Disagreement over the Deal as the Core Obstacle. Multiple rounds of negotiations between the UK and EU focused on various Brexit options, including the Chequers plan, soft Brexit, hard Brexit, and no-deal Brexit. Domestic UK disagreements over the approach were profound, with pro-EU MPs and Brexit supporters unable to reach consensus on specific pathways.

The Dilemma of the Northern Ireland Border Issue. Post-Brexit, the border between Northern Ireland and Ireland would become the only land border between the UK and the EU. While both sides oppose a “hard border,” effective implementation remains elusive. This issue involves complex interests among Ireland, the UK, and the EU, making it extremely difficult to balance.

Unpredictable External Shocks. The global outbreak of COVID-19 disrupted negotiations, and economic standstills in various countries hindered progress. Without an agreement before the end of the transition period, both sides might revert to WTO trade rules.

Gains and Losses of the UK Economy Due to Brexit

Short-term Actual Benefits. Post-Brexit, the UK no longer needs to pay membership fees to the EU—statistics show the UK previously paid up to 23 million pounds daily. This funding can now be used for domestic infrastructure and social welfare. Additionally, the UK gained independent trade negotiation rights, enabling bilateral agreements with more countries worldwide, theoretically enhancing its international economic standing. Restoring immigration controls also eased pressure on public services.

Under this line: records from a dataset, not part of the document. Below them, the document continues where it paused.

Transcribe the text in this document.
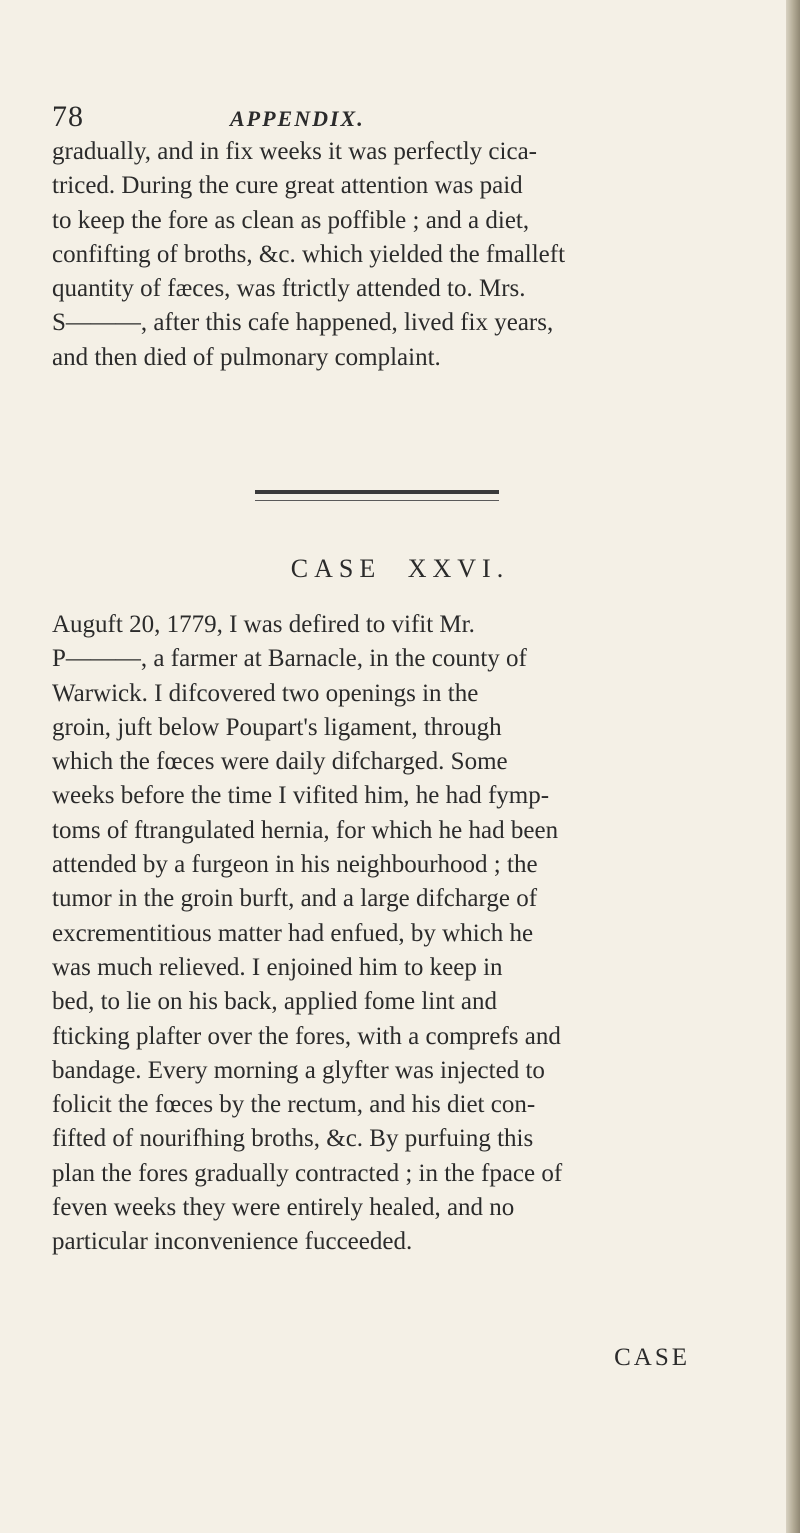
78	APPENDIX.
gradually, and in fix weeks it was perfectly cica-
triced. During the cure great attention was paid
to keep the fore as clean as poffible ; and a diet,
confifting of broths, &c. which yielded the fmalleft
quantity of fæces, was ftrictly attended to. Mrs.
S———, after this cafe happened, lived fix years,
and then died of pulmonary complaint.
CASE XXVI.
Auguft 20, 1779, I was defired to vifit Mr.
P———, a farmer at Barnacle, in the county of
Warwick. I difcovered two openings in the
groin, juft below Poupart's ligament, through
which the fœces were daily difcharged. Some
weeks before the time I vifited him, he had fymp-
toms of ftrangulated hernia, for which he had been
attended by a furgeon in his neighbourhood ; the
tumor in the groin burft, and a large difcharge of
excrementitious matter had enfued, by which he
was much relieved. I enjoined him to keep in
bed, to lie on his back, applied fome lint and
fticking plafter over the fores, with a comprefs and
bandage. Every morning a glyfter was injected to
folicit the fœces by the rectum, and his diet con-
fifted of nourifhing broths, &c. By purfuing this
plan the fores gradually contracted ; in the fpace of
feven weeks they were entirely healed, and no
particular inconvenience fucceeded.
CASE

Long-term Trade Challenges. However, research institutions and the UK government have warned of negative impacts. The EU accounts for 46.9% of UK exports and 52.3% of imports. Post-Brexit, the previously close trade ties will inevitably loosen, exerting substantial short-term pressure on the UK economy. Whether new trade agreements can compensate for the loss of the European market will determine the long-term trajectory of the UK economy.

Soft Brexit vs Hard Brexit: Two Very Different Paths

The choice of Brexit approach concerns the UK’s future.

Soft Brexit represents political independence but maintains close economic ties with the EU, often involving compromises such as allowing EU citizens to access welfare benefits. Hard Brexit means severing most ties with the EU, no longer being bound by EU rules, and negotiating new trade arrangements separately. Ultimately, the UK chose a middle path—under the premise of full political independence, reaching a limited trade agreement with the EU.

The complexity of the reasons behind Brexit means this decision is unlikely to produce clear results in the short term, and financial markets will continue to fluctuate regarding the UK’s economic outlook for a considerable period.